Big Questions, Simple (Not Easy) Answer

My Sunday ritual with the New York Times is edifying, and often gives me insight into weighty and troubling issues of our times. Good thing: if it were only the grim and terrible news, I couldn’t bear to read it. So this Sunday, these two seemingly unrelated articles entwined in a way that helped me see my own strong views more clearly:

1. Is there a ‘Bad’ Religion?

An ongoing debate launched by provocateur Bill Maher, whose guest Sam Harris, a widely published neuroscientist and atheist, challenged Liberals to uphold their principals of free speech and religion and equality for women and gays. He claims that by defending Islam as just another faith in the multi-cultural rainbow, Liberals are tolerating a hateful religion.

“We have to be able to criticize bad ideas,” said Harris “and Islam is the motherlode of bad ideas.”

Reza Aslan defends multicultural tolerance

Reza Aslan wrote a beautiful rebuttal to this view, upholding the notion that extremism comes in many flavors, and many readers chimed in with their points of view.

2. One Woman’s Simple Plea

leymah gbowee
Click for Leymah’s TED talks

Three Short Films About Peace begins with a 15 video interview with 2011 Nobel Peace Prize winner Leymah Gbowee. (I have yet to enjoy the other two films). Gbowee’s story is so riveting, so personal and so global in its relevance I was stunned. She has walked in the path of Ghandi and Dr. King before her and spoken a woman’s simple truth to power.

 “I wish for a better life. I wish for food for my children. I wish that sexual abuse and exploitation in schools would stop. This is the dream of the African girl.”

Isn’t It Obvious?

It is incomprehensible to me that a leader could ever lose sight of their responsibility to protect people from violence and mayhem. The overwhelming reaction I felt watching Leymah’s story was “Duh!”

Why isn’t it obvious that we need to feed and shelter our people and protect them from violence? Why does the ancient territorial violence override nurturing and creativity?

One simple answer is that women’s voices are not strong enough in public life.

The biggest critique I can level against Muslim culture and religion is the deletion of women’s voices from public life. Not that they are the only ones to blame for this. Orthodox Judaism and large swaths of Christianity limit women’s full participation.

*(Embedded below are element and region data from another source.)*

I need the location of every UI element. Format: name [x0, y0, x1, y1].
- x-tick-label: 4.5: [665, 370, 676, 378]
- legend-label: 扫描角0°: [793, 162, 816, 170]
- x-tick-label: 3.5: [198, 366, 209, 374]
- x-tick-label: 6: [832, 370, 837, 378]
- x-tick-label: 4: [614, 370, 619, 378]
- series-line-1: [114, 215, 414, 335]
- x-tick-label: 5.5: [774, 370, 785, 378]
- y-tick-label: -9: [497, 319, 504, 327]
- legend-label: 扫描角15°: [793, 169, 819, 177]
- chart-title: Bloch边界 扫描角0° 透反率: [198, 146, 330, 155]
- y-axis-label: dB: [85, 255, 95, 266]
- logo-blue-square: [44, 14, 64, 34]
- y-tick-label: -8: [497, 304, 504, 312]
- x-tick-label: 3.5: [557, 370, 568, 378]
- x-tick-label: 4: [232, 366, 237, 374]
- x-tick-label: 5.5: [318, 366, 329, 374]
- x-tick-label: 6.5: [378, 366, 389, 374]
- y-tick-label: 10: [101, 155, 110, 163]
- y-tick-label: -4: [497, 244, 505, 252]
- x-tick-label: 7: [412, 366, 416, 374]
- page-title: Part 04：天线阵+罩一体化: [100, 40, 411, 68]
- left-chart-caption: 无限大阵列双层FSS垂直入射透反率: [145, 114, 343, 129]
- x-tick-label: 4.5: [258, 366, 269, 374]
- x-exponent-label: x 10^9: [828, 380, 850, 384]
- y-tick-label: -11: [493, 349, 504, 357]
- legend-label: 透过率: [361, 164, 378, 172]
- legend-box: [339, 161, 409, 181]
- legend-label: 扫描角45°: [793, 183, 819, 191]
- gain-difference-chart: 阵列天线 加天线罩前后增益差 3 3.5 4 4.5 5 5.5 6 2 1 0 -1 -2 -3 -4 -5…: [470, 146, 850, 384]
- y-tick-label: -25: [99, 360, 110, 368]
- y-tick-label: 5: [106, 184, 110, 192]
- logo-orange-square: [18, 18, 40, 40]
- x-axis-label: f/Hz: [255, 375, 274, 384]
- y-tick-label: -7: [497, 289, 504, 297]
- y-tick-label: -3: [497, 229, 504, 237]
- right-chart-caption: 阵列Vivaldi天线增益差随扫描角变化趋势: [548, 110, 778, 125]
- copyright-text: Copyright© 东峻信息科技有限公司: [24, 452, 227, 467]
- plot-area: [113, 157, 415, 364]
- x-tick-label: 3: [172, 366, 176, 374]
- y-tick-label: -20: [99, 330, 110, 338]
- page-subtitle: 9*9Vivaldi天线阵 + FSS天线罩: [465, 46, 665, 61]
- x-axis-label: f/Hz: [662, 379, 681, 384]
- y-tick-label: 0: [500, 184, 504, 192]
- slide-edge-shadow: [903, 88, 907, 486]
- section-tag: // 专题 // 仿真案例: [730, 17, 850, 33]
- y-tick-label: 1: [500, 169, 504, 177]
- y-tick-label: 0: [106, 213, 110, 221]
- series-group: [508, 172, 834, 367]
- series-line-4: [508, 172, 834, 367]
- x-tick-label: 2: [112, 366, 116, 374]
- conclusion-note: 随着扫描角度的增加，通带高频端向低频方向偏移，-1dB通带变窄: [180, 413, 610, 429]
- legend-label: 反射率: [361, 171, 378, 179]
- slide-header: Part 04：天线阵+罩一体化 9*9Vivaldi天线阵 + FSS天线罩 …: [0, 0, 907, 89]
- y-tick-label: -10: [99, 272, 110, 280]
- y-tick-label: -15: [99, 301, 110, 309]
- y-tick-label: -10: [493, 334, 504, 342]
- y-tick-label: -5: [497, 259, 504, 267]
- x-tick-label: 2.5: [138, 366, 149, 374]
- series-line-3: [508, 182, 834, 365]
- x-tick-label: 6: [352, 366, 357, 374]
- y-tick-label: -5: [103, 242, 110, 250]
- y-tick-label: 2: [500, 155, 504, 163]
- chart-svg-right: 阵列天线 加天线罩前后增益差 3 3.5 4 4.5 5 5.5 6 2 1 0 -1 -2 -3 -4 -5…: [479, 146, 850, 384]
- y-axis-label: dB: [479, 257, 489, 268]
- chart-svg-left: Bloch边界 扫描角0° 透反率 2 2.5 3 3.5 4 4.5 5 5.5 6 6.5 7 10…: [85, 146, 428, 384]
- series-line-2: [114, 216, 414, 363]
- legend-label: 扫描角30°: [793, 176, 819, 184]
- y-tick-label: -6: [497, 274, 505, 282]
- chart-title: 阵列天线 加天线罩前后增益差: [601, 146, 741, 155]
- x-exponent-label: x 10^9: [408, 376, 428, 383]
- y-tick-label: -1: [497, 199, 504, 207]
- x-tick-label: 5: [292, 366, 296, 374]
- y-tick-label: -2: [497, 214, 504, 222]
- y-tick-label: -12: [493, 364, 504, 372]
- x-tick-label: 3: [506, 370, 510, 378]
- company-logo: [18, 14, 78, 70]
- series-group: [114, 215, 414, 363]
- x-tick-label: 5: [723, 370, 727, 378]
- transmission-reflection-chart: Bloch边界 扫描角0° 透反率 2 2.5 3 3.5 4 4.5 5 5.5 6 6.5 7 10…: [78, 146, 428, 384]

In the ‘civilized’ West, we are still new to the idea of women as fully functioning members of society, being only one hundred years out from jailing and force-feeding Alice Paul for speaking up outside the White House. But we do have women in the public sphere, prime ministers, presidential candidates, and increasingly heads of business.

Half Blind

When all you hear are the views and desires of one half of your citizens, you are missing dimension of humanity necessary to survive. Compare it to monocular vision, or hearing from one ear: the amount of perspective and data missing is exponential.

We need the voices of our mothers, grandmothers, sisters, wives, aunts, daughters and girls to be valued and heard in our culture. And that is my measure for a ‘Good’ religion. Or company, culture, neighborhood, committee, discussion group, governing body and more.

I don’t agree with Sam Harris – it does no good to brand an entire culture as ‘bad,’ but I do know that it’s Leymah who has the answer to creating the world that I want to live in.

4 thoughts on “Big Questions, Simple (Not Easy) Answer

  1. Brava!

    Your Buddy Marguerite

  2. The midst of the bell curve is a good environment. On leaders, I am among those celebrating the Nation’s new Deputy Secretary of Energy. Her public service record is stunning and stellar. Ever onward with role-model examples such as hers (and with insightful bloggers, who ably weave wisdom and thought into our actions)….

    1. thank you Kent, for your thoughtful readership. I will check out our new Dep Sec of Energy, as I always could use a little more pep!